13. Description of the core message of your event and key topics to be covered (c.100 words):
Globally, nationally and locally men’s violence against women is an endemic social problem and an enduring human rights issue within all societies and cultures. The One Billion rising movement in response to high profile reporting of violence against women attests to the continuing urgency to raise awareness and to change how we respond to this violence. This could start with attitude change. This session will present new findings from two high profile research projects demonstrating the impact of ‘attitudes’ upon understanding the wider issues of gender-based violence.
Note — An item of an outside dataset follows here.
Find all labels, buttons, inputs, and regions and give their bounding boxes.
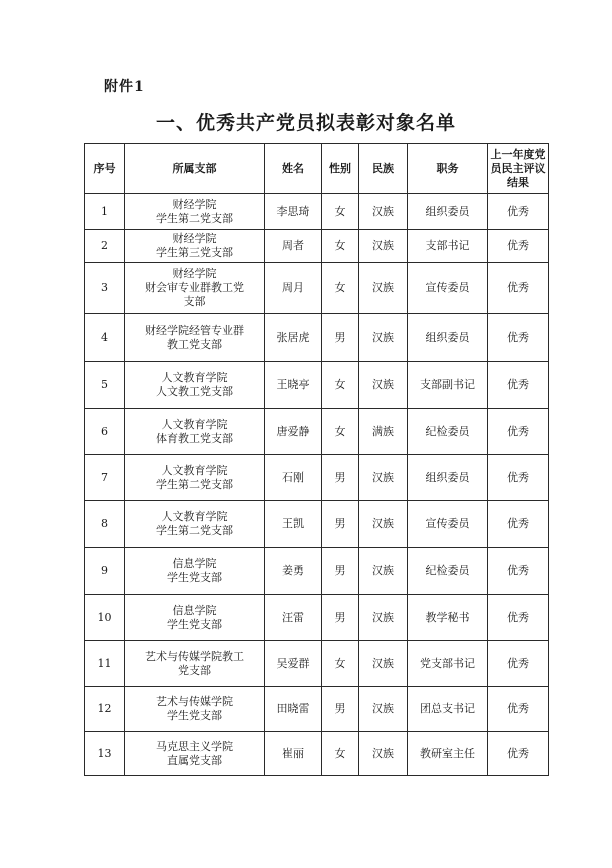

Lombard’s research on primary school children’s understandings of men’s violence against women identified three techniques used by the young people to understand violence: 1. they naturalised violence (as a characteristic of abstract male identity), 2. they normalised it (to the extent that they do not recognise it in their own experiences) and 3. they justified most examples of men’s violence as an anticipated consequence of (accepted) gendered inequalities endorsed by heterosexual relationships. McMillan’s research on rape found that significant numbers of police officers believe a large proportion of rapes are false allegations and contradictory views exist between criminal justice actors (police, lawyers, judges) about the use and value of medico-legal evidence in rape cases. Also, tensions and contradictions around the police interview of rape victims are evident, revealing a mismatch between police and victim expectations. This panel session explores the impact of attitudes to the normalisation of violence in our society.